Table of Contents
In an advisory published Tuesday, the U.S. Cybersecurity and Infrastructure Security Agency (CISA) detailed a critical software supply-chain vulnerability affecting ThroughTek’s software development kit (SDK). An adversary could exploit this vulnerability to gain improper access to audio and video streams.
“Successful exploitation of this vulnerability could permit unauthorized access to sensitive information, such as camera audio/video feeds.”
With ThroughTek’s point-to-point (P2P) SDK, users of devices with video surveillance functions can also get remote access to video and audio content over the internet. These devices include IP cameras, pet and baby monitors, smart appliances, and sensors.
The flaw, CVE-2021-32934 (CVSS: 9.1), affects ThroughTek P2P products, versions 3.1.5 and before, and SDK versions with no SSL tag and stems from an insufficiently protected back channel between hardware and ThroughTek servers.
According to Nozomi Networks, who reported the vulnerability in March 2021, the use of vulnerable security cameras could expose the sensitive business, production, and employee information, putting critical infrastructure operators at risk.
The San Francisco-headquartered IoT security firm said.
“The [P2P] protocol used by ThroughTek lacks a secure key exchange [and] relies instead on an obfuscation scheme based on a fixed key. Since this traffic traverses the internet, an attacker that is able to access it can reconstruct the audio/video stream.”
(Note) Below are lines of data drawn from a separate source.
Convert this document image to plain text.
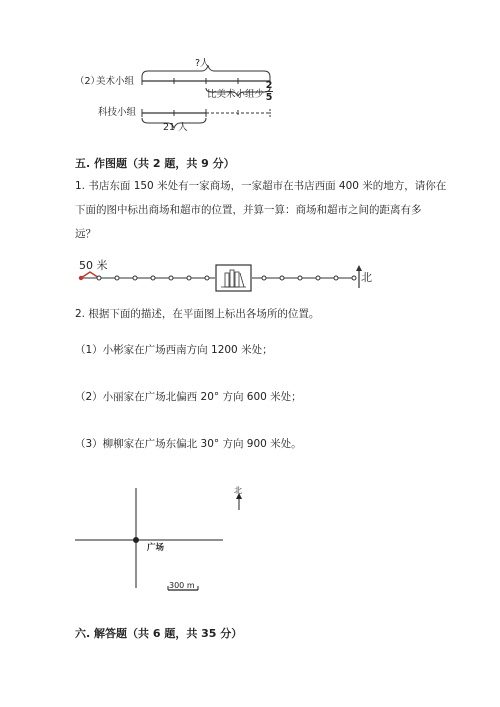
（2）
美术小组
科技小组
?人
比美术小组少
2
5
21 人
五. 作图题（共 2 题，共 9 分）
1. 书店东面 150 米处有一家商场，一家超市在书店西面 400 米的地方，请你在
下面的图中标出商场和超市的位置，并算一算：商场和超市之间的距离有多
远？
50 米
北
2. 根据下面的描述，在平面图上标出各场所的位置。
（1）小彬家在广场西南方向 1200 米处；
（2）小丽家在广场北偏西 20° 方向 600 米处；
（3）柳柳家在广场东偏北 30° 方向 900 米处。
北
广场
300 m
六. 解答题（共 6 题，共 35 分）
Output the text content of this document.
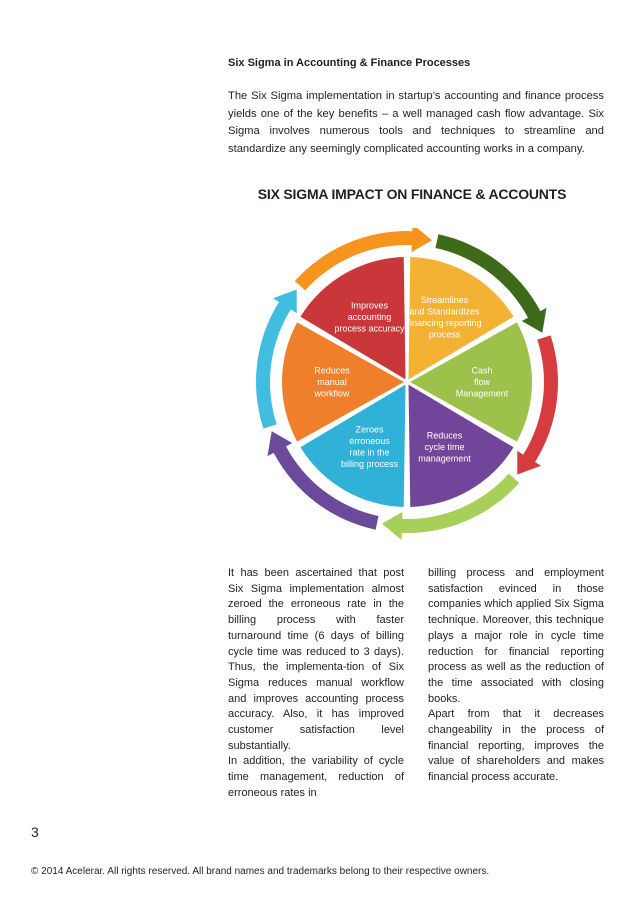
Six Sigma in Accounting & Finance Processes

The Six Sigma implementation in startup’s accounting and finance process yields one of the key benefits – a well managed cash flow advantage. Six Sigma involves numerous tools and techniques to streamline and standardize any seemingly complicated accounting works in a company.

SIX SIGMA IMPACT ON FINANCE & ACCOUNTS

Improves accounting process accuracy
Streamlines and Standardizes financing reporting process
Cash flow Management
Reduces cycle time management
Zeroes erroneous rate in the billing process
Reduces manual workflow

It has been ascertained that post Six Sigma implementation almost zeroed the erroneous rate in the billing process with faster turnaround time (6 days of billing cycle time was reduced to 3 days). Thus, the implementa-tion of Six Sigma reduces manual workflow and improves accounting process accuracy. Also, it has improved customer satisfaction level substantially.

In addition, the variability of cycle time management, reduction of erroneous rates in

billing process and employment satisfaction evinced in those companies which applied Six Sigma technique. Moreover, this technique plays a major role in cycle time reduction for financial reporting process as well as the reduction of the time associated with closing books.

Apart from that it decreases changeability in the process of financial reporting, improves the value of shareholders and makes financial process accurate.

3

© 2014 Acelerar. All rights reserved. All brand names and trademarks belong to their respective owners.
Scientists created a proof-of-concept (PoC) exploit that deciphers on-the-fly traffic packets to demonstrate vulnerability. We recommend all original equipment manufacturers (OEMs) using SDK 3.1.10 or higher enable AuthKey and DTLS, and those on previous versions of SDK should upgrade their libraries to 188.8.131.52 or v184.108.40.206 and enable both features.
As the flaw impacts a component included in the supply chain for many leading OEMs of consumer-grade security cameras and IoT devices, exploitation of the flaw could effectively compromise the devices’ security by enabling the attacker to track and view audio and view audio-video streams.
The researchers said:
“Because multiple vendors have integrated ThroughTek’s P2P library into many different devices over the years, it’s virtually impossible for a third-party to track the affected products.